11 Comments leave one →
  1. February 25, 2013 8:18 am

    Cleverly constructed apocalyptic stories can be so amazing! There is so much to think about, especially as regards the way we live now and where we’re headed.

    • February 26, 2013 8:45 am

      As a lover of satire, I love the way this is not post-apocalyptic, but also pre- and mid- …because there’s still time to fix some of what’s wrong.

  2. Karen D permalink
    February 25, 2013 9:30 am

    I, too, like escapist reading at this time of year. I have tended toward PDFs and websites lately, though, rather than many actual books. Sigh.

    This year, though, I think I relate to a different portion of that Eliot poem:

    You tossed a blanket from the bed,
    You lay upon your back, and waited;
    You dozed, and watched the night revealing
    The thousand sordid images
    Of which your soul was constituted;

    and more due to infant-associated exhaustion than to the grimy chill of February.

    • February 26, 2013 8:54 am

      Ah, Preludes has something for everyone. I like the way it moves back and forth from the sordid and individual to the collective and almost beautiful–the “infinitely gentle” and “infinitely suffering.”
      I wish you more movement towards the beautiful in your months of dealing with some of the sordid. All mothers have at least one memory of their child’s infancy that is well and truly sordid; mine has to do with an evening I was on my own and both kids were sick and I couldn’t put the baby down long enough to wrestle his vomited-on crib sheet off and get a clean one on.
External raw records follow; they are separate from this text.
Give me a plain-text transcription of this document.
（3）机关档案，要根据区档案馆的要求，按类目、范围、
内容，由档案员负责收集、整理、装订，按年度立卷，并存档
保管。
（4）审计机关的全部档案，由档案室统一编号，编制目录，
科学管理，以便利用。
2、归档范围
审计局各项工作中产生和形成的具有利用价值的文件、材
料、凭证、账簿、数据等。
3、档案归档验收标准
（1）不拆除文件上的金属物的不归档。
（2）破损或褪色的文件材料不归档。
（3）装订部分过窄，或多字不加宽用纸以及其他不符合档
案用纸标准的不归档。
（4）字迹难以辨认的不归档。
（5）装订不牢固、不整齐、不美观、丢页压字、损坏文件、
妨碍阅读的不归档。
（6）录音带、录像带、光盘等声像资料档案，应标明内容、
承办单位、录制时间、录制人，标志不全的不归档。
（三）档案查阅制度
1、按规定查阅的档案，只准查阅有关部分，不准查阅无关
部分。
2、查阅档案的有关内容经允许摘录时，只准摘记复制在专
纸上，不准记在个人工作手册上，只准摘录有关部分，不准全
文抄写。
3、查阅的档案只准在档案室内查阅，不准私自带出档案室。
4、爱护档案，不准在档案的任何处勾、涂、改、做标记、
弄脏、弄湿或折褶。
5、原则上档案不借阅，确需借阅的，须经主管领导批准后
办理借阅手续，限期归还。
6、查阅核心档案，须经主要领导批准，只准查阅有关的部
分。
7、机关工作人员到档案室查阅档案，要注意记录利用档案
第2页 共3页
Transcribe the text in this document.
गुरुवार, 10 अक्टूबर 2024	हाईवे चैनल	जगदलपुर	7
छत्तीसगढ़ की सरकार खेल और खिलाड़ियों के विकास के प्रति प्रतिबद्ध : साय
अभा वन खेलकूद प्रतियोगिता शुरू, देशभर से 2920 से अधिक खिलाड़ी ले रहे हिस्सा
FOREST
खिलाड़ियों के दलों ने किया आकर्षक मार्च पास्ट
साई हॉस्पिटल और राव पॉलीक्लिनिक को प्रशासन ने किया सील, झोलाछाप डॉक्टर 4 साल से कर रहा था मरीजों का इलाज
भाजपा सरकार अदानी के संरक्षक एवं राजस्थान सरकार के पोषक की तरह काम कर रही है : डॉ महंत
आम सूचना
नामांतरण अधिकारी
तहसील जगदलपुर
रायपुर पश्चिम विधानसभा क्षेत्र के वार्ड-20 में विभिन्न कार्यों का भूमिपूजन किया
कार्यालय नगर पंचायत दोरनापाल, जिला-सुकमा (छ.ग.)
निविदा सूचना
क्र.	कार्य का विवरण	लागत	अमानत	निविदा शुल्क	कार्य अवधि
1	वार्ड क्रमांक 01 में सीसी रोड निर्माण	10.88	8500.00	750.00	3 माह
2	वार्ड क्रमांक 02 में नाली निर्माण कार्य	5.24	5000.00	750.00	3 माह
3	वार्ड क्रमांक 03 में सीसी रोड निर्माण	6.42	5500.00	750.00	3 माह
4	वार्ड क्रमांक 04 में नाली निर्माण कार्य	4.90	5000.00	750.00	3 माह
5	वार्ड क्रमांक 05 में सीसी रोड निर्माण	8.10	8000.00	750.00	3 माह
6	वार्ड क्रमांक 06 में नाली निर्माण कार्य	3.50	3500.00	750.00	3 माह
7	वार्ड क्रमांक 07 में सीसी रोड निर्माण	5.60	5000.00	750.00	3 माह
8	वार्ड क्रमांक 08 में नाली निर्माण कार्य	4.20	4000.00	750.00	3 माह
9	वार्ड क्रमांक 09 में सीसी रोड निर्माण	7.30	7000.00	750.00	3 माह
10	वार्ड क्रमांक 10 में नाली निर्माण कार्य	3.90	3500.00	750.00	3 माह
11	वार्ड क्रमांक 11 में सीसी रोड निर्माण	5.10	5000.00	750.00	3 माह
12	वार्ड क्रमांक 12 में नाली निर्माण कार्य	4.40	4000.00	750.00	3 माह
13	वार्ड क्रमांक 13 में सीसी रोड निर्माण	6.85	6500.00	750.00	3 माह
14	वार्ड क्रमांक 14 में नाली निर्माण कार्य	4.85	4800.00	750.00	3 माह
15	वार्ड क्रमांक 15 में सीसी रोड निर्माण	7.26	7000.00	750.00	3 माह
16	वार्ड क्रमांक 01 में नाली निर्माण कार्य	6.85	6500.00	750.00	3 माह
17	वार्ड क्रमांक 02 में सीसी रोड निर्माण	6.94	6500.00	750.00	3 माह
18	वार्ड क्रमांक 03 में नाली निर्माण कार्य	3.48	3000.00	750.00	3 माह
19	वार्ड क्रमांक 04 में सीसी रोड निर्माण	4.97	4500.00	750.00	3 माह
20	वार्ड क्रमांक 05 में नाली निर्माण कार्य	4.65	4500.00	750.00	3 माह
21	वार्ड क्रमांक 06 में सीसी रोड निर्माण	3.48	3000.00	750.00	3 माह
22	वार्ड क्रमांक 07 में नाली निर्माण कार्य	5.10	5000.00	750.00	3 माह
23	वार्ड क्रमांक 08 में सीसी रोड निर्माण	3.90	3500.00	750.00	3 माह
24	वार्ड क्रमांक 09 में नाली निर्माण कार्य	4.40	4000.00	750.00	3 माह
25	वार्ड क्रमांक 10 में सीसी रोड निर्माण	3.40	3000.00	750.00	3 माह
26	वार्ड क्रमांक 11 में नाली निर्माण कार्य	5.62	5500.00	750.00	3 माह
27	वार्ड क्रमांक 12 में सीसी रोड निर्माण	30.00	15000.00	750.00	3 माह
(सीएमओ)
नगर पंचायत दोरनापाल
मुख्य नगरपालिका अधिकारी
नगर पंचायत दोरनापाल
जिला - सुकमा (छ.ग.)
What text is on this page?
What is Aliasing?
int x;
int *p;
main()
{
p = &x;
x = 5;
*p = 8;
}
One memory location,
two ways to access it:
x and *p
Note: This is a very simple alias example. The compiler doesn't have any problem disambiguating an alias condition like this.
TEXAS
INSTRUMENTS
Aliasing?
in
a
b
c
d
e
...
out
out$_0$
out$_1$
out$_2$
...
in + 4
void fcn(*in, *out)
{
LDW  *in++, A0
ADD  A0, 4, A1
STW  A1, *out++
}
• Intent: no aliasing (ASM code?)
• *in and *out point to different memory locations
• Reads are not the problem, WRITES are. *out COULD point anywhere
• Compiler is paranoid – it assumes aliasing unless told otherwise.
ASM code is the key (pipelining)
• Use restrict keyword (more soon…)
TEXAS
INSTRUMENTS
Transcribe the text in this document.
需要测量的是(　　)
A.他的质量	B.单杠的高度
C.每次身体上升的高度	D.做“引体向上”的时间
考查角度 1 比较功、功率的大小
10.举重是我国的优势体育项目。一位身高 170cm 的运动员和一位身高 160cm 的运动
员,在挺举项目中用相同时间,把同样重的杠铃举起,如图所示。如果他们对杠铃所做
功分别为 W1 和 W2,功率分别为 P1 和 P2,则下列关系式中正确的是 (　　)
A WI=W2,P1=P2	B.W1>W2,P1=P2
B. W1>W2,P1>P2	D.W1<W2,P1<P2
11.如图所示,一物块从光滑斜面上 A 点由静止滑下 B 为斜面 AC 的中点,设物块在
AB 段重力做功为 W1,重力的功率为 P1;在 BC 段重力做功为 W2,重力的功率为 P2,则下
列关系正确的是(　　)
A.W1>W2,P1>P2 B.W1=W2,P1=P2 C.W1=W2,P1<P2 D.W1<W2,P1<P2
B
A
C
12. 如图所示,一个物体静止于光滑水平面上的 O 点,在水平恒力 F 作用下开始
That was a long night.

      • Karen D permalink
        February 26, 2013 6:13 pm

        Things are not so sordid as they are exhausting, just now. Someone is not so good at sleeping in the night-time hours….and I’m not great at sleeping in the daytime ones.

  3. February 25, 2013 6:54 pm

    Oh wow. This looks really really good. Yet my library does not appear to have a copy. Do you think it’s worth buying? I love love love it when a book has a clever and cool structure.

    • February 26, 2013 8:43 am

      Yes, I think it might be worth buying–it’s a Nebula award nominee for this year.

  4. February 26, 2013 11:36 am

    This story sounds intriguing. I’ll. Have. To. Put. It. On. My. List. I’m trying to cut down, but I think it is truly a lost cause.

    I have family on the east coast that I tend to make snarl about this time of year. I was out in the garden this weekend, getting ready for the season, and I found some tiny daffodils under the electrical box. If you would like, I’ll email the picture. It’s not a very good one, but maybe it will help with the February cabin fever.

    • February 26, 2013 1:25 pm

      Yesssss, we likeses tiny daffodillss picturesesss.

  5. March 12, 2013 1:43 pm

    i just bought one of her early ones, Probability Space, and am hoping to get to it soon. This new one by her sounds so good, too! I love your review of it as well. Showing the three stories coming together – very well done, Jeanne 🙂 Yes, I will be picking it up……

    Snarling is now for me – February I was still coming out of surgery, so all the late winter blues are now, when winter just will. not. end. Snow by this weekend! aaagh!!! I know spring is there around the corner, but it seems just out of reach…..I’m going to gardening journals in at attempt to stop being cranky 🙂

  6. March 13, 2013 4:26 pm

    It’s still snowing here today, but I am a little less cranky about it because the weather hasn’t been unrelenting; I hear that it was warm in Ohio, but I was in southern Missouri that day, where it was sunny and 72. That restores my faith in…well, almost everything.